The Rise and Function of the Holy Man in Late Antiquity, 1971-1997

November 1, 1998

by Peter Brown. Journal of Early Christian Studies.
Johns Hopkins University Press. Volume 6, Number 3, Fall 1998

Pg 359
The occasion of this tea, my first contact with Mary Douglas, had been the preparation of a paper on sorcery in the later Roman empire, that was to be delivered in a meeting of the Association of Social Anthropologists on the theme of Witchcraft Confessions and Accusations, held to honor E. Evans-Pritchard.16 I had already become acquainted with Mary Douglas’ Purity and Danger, to which I had been introduced, significantly, by a fellow-medievalist-by Paul Hyams, a great connoisseur of medieval English law. In 1969, as I read the draft of the manuscript of her Natural Symbols, I realized-more sharply than I had done when preparing my article on sorcery-that I had entered an intellectual world that represented a total break with any past approach that I had known to the problem of the relations between religion and society.

Page 367
I was particularly concerned, in those tense years, that my explanation of the effectiveness of the holy man should be both sociologically and psychologically convincing. With that in mind, I attempted to elaborate, from scattered hints-for the field of psychology was notably lacking in figures of the synthetic brilliance of an Evans-Pritchard and a Mary Douglas – a homespun theory of psychological needs. I wished to explain why the figure of the holy man was “charged” with specific expectations, why his authority came to be held as “objective,” why his interventions
were tinged with a distinctive “crackle” of power, and why his very person was held to resolve the acute ambivalence of mercy and anger associated with the Christian God.
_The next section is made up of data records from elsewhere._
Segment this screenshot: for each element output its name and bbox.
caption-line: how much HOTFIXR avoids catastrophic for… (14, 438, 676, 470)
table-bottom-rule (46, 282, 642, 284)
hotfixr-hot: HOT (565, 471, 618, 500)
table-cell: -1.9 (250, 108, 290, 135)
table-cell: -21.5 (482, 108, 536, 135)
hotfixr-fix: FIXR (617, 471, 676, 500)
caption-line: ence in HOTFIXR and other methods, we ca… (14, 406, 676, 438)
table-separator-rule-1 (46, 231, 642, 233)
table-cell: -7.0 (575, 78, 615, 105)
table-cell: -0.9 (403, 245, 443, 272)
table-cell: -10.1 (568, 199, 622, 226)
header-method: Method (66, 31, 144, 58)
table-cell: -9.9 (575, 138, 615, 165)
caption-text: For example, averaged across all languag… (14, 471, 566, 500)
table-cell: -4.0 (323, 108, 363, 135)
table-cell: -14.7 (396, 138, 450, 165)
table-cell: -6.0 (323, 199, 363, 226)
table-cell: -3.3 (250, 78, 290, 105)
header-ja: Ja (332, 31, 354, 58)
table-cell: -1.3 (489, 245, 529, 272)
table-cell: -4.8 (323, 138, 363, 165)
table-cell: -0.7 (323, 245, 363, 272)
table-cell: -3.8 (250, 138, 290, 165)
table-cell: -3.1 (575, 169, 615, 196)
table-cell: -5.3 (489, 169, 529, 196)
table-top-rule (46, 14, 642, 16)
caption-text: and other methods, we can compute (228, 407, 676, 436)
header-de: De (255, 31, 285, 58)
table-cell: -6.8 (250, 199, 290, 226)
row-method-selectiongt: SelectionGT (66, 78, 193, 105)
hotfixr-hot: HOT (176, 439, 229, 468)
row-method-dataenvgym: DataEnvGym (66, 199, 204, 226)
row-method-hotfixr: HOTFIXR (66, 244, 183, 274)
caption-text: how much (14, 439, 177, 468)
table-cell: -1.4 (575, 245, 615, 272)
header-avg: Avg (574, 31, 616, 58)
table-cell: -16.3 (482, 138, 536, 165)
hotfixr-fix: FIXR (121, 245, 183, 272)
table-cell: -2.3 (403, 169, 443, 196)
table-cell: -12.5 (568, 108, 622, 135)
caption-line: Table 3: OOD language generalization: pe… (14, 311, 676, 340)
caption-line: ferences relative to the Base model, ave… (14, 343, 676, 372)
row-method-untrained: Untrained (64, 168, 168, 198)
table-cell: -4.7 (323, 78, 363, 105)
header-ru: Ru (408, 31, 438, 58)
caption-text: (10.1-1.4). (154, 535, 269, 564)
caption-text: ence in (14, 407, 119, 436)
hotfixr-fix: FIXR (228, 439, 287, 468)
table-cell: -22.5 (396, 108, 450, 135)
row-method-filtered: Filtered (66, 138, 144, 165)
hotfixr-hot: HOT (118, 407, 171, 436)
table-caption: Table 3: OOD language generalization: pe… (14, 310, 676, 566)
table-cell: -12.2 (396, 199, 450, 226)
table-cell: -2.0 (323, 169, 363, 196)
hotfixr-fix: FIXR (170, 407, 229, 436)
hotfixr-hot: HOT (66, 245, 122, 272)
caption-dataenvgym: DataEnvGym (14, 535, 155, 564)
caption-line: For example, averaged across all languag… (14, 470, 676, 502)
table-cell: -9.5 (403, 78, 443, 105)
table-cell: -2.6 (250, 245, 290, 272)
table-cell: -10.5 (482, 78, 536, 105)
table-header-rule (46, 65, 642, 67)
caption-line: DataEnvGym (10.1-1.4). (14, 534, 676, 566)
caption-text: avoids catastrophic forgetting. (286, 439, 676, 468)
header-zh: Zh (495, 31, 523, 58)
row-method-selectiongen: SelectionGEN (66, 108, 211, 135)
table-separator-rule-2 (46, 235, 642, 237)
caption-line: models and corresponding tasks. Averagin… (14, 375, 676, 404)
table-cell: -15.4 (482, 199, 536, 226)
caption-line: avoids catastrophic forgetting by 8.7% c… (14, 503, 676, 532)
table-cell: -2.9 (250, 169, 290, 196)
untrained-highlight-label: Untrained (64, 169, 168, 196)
All of these questions assumed models of psychological interaction, indeed, the existence of strong psychological forces, that had been excluded in the more consequential, but more closed, syntheses of the social anthropologists. Yet what struck me at the time was the manner in which Kleinian psychoanalytic theory persistently converged on the small-group analysis practiced by anthropologists. It seemed to explain the dimension of strong affect that characterized the society which had invested the holy man with such dramatic qualities. For, unlike the more inward-looking Freudianism, for which I could find little use, Kleinian theory had the advantage that it stressed, above all, the dynamics of personal interaction. It was concerned with “object-relations.” It examined the manner in which an unconscious charge of idealization, projection, ambivalence peopled the world around the individual, and so the world of any small society, with
figures endowed with heavy overtones of power, goodness or evil.